Just 18 months later, I sat in New Zealand watching the Gulf War begin, live, some 18,400 kilometres away. News now flies around the world at electric speed. Every smartphone holder is a viral journalist with a newsreel in their pocket. The picture will always get through, even if there is no internet.
Speed and information have always been bedfellows as we saw in the global financial crisis that revealed the deepest interconnectivity between assets so far.
The crisis started as little domestic US trouble in 2007 but the interconnections led to a sovereign debt crisis in Europe a year later. In 2008 the global equity index fell by 60 per cent peak-to-trough, hedge funds by 20-30 per cent, commodities by 56 per cent, private equity fell 20-25 per cent (and sucked up a lot of investor’s money to do that well), and Hong Kong residential property fell by 20-30 per cent.
Liquid assets, such as commodities and equities, are more volatile as investors seek to raise cash at any price; they incorporate every wobble and worry of sentiment. A “V” shaped recovery, which averages out the very worst of the fall, makes those assets that trade less frequently look better – that is just mathematics and not a superior performance.
One asset that did hold its own in the crisis was government bonds that fell from peak to trough in 2008 by just 9 per cent, although in calendar year 2008 they actually rose in value by 7 per cent. Even in a crisis, money has to flow somewhere.
In the eight years since the global financial crisis, interconnectivity has developed in ways that have not yet been tested. We now can’t run and can’t hide from the instant communication in our “Twitterised” world. There are going to be few investment safe havens.
As share prices fall, so do asset values because many loans are pledged against the value of stock portfolios. This deleveraging will happen in other leveraged asset markets and a liquidity credit crunch will accelerate financial prices down the death spiral.
How do we then protect ourselves? The bond markets worked last time but bond prices of course can hardly get any higher in an era of negative interest rates policies.
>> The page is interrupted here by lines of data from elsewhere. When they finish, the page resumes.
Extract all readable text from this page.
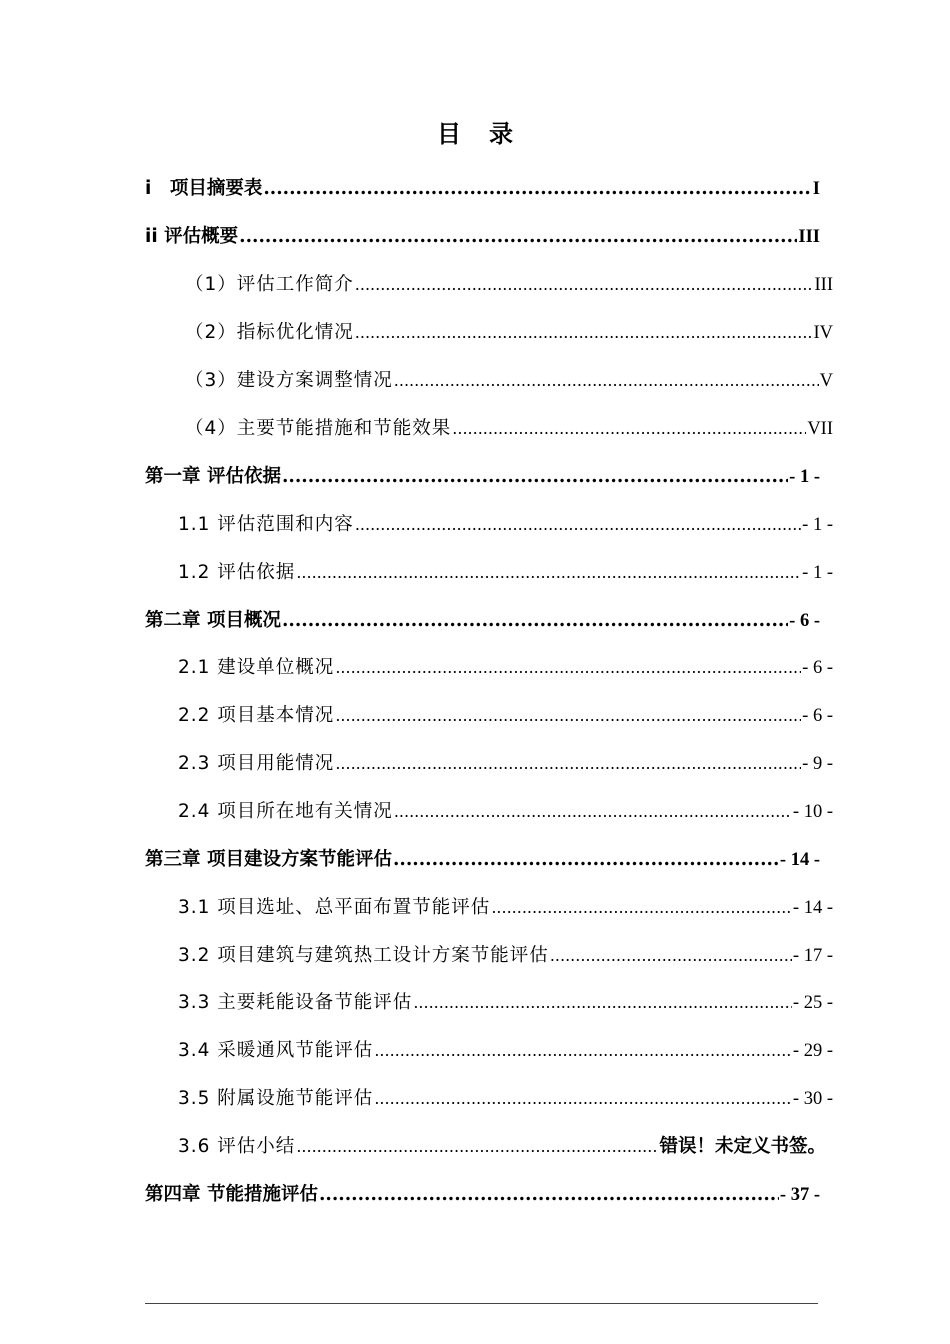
目录
i　项目摘要表 .....	I
ii 评估概要 .....	III
（1）评估工作简介 .....	III
（2）指标优化情况 .....	IV
（3）建设方案调整情况 .....	V
（4）主要节能措施和节能效果 .....	VII
第一章 评估依据 .....	- 1 -
1.1 评估范围和内容 .....	- 1 -
1.2 评估依据 .....	- 1 -
第二章 项目概况 .....	- 6 -
2.1 建设单位概况 .....	- 6 -
2.2 项目基本情况 .....	- 6 -
2.3 项目用能情况 .....	- 9 -
2.4 项目所在地有关情况 .....	- 10 -
第三章 项目建设方案节能评估 .....	- 14 -
3.1 项目选址、总平面布置节能评估 .....	- 14 -
3.2 项目建筑与建筑热工设计方案节能评估 .....	- 17 -
3.3 主要耗能设备节能评估 .....	- 25 -
3.4 采暖通风节能评估 .....	- 29 -
3.5 附属设施节能评估 .....	- 30 -
3.6 评估小结 .....	错误！未定义书签。
第四章 节能措施评估 .....	- 37 -
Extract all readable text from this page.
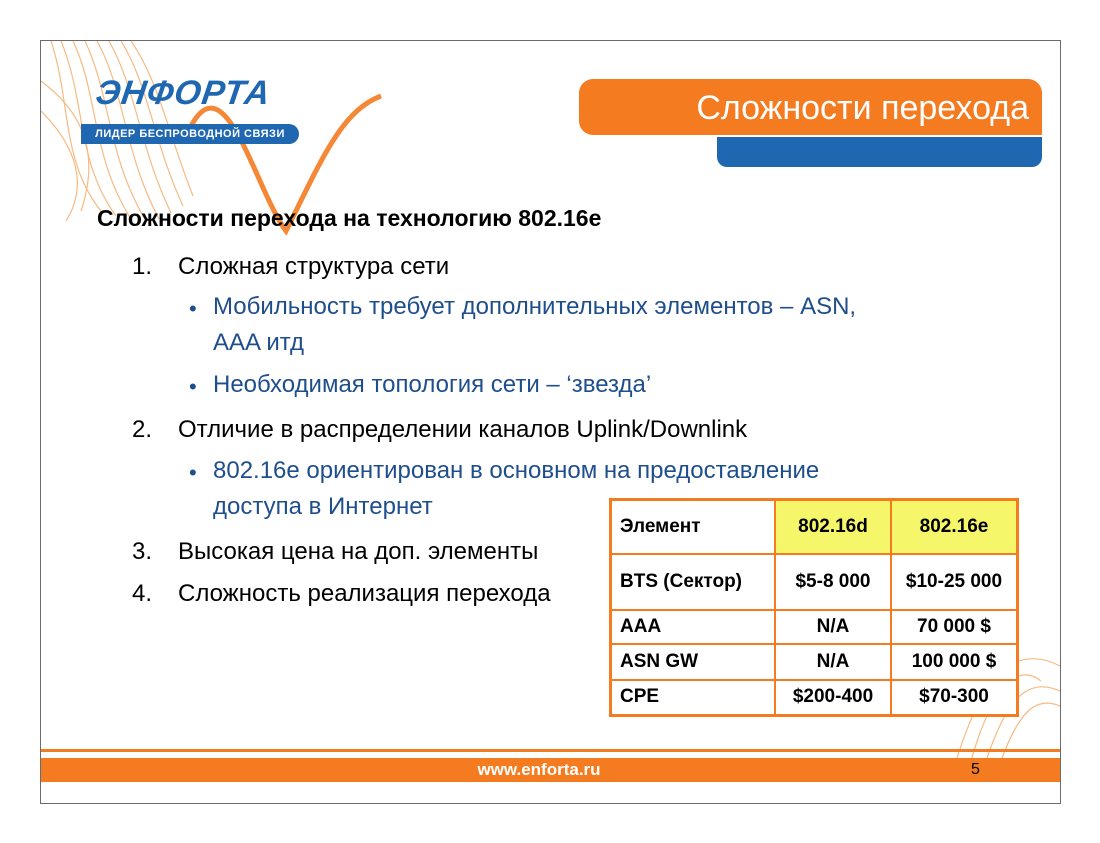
ЭНФОРТА
ЛИДЕР БЕСПРОВОДНОЙ СВЯЗИ
Сложности перехода
Сложности перехода на технологию 802.16е
1. Сложная структура сети
• Мобильность требует дополнительных элементов – ASN,
AAA итд
• Необходимая топология сети – ‘звезда’
2. Отличие в распределении каналов Uplink/Downlink
• 802.16е ориентирован в основном на предоставление
доступа в Интернет
3. Высокая цена на доп. элементы
4. Сложность реализация перехода
Элемент	802.16d	802.16e
BTS (Сектор)	$5-8 000	$10-25 000
AAA	N/A	70 000 $
ASN GW	N/A	100 000 $
CPE	$200-400	$70-300
www.enforta.ru	5
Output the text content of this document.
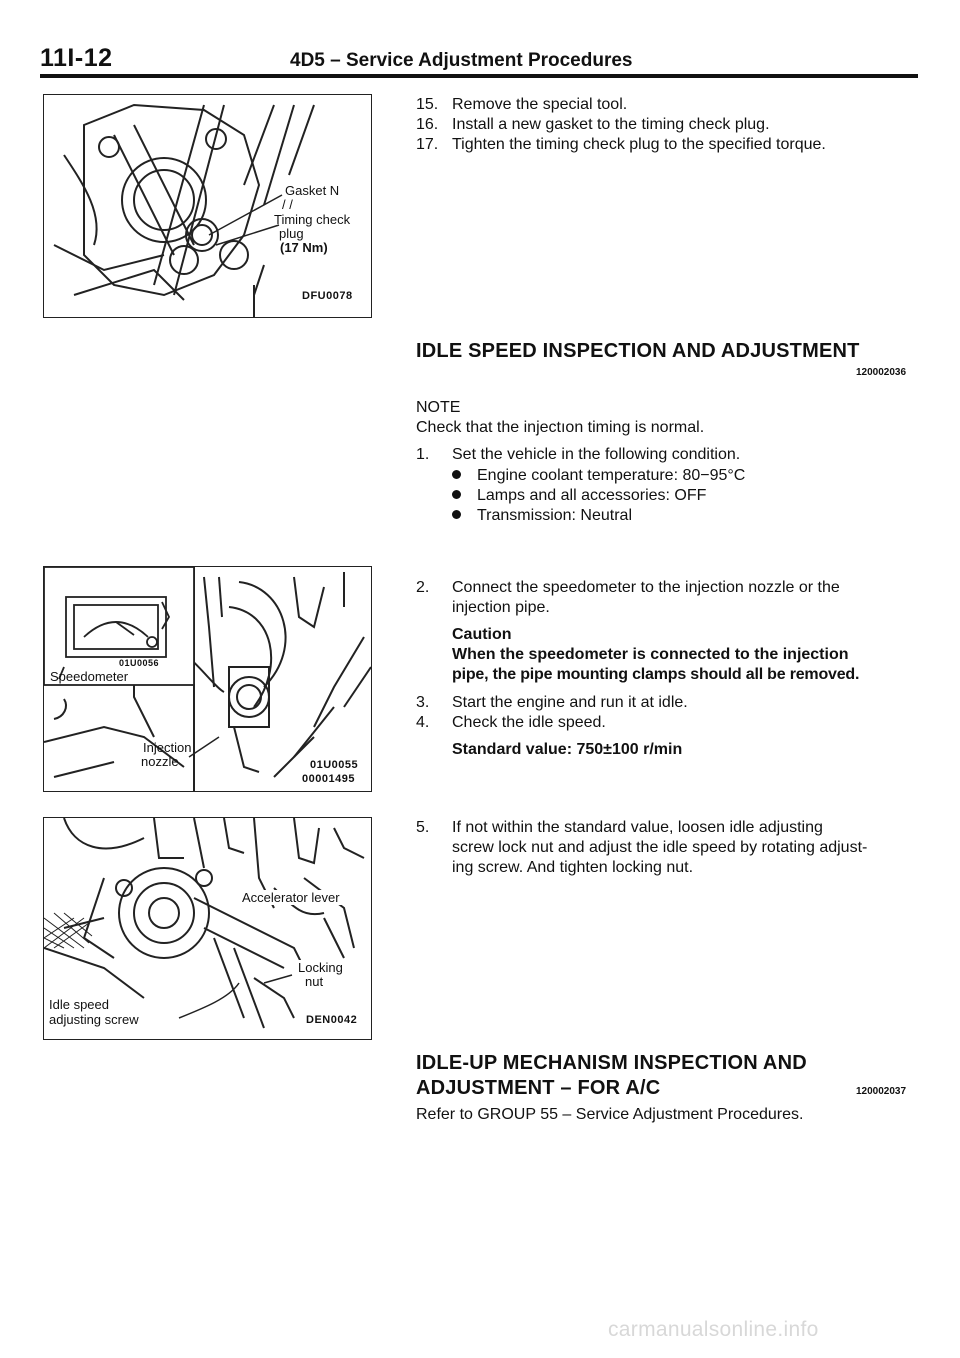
11I-12	4D5 – Service Adjustment Procedures
Gasket N
/ /
Timing check
plug
(17 Nm)
DFU0078
15. Remove the special tool.
16. Install a new gasket to the timing check plug.
17. Tighten the timing check plug to the specified torque.
IDLE SPEED INSPECTION AND ADJUSTMENT
120002036
NOTE
Check that the injectıon timing is normal.
1. Set the vehicle in the following condition.
Engine coolant temperature: 80−95°C
Lamps and all accessories: OFF
Transmission: Neutral
01U0056
Speedometer
Injection
nozzle	01U0055
00001495
2. Connect the speedometer to the injection nozzle or the
injection pipe.
Caution
When the speedometer is connected to the injection
pipe, the pipe mounting clamps should all be removed.
3. Start the engine and run it at idle.
4. Check the idle speed.
Standard value: 750±100 r/min
Accelerator lever
Locking
nut
Idle speed
adjusting screw	DEN0042
5. If not within the standard value, loosen idle adjusting
screw lock nut and adjust the idle speed by rotating adjust-
ing screw. And tighten locking nut.
IDLE-UP MECHANISM INSPECTION AND
ADJUSTMENT – FOR A/C	120002037
Refer to GROUP 55 – Service Adjustment Procedures.
carmanualsonline.info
Last time the bond markets were confident that the Fed would bail them out – but do they have any ammunition left to bail out the world again? If they can’t then the bond markets too will fall causing an intense destruction of value.
We can return to cash – cash is king, after all – or is it? This time cash may be decidedly risky because the lack of discipline by the Fed in not raising interest rates to control borrowing has debased the value of money.
That impact is normally seen in hyperinflation – though we have not seen it so far. It may be that the debasement will be seen in other ways, such as the “Cyprus Solution”, where to rebalance the books in the crisis the authorities in 2013 “confiscated” a percentage off the top of every uninsured bank account, making many careful savers that much poorer.
The rather grim picture of the correlation of all global assets means that it is tough to find alternatives. Illiquid, long duration assets like private equity or direct property might outlive the downturn, but even they will post paper losses in the meantime.
Perhaps non-correlated assets like weather futures, insurance policies and carbon credits should become part of everyone’s portfolios. And one other; you can’t earn from it, you can’t eat it, but maybe it’s time to accumulate some gold – as a hedge in a highly correlated world.
Richard Harris is Chief Executive of Port Shelter Investment Management.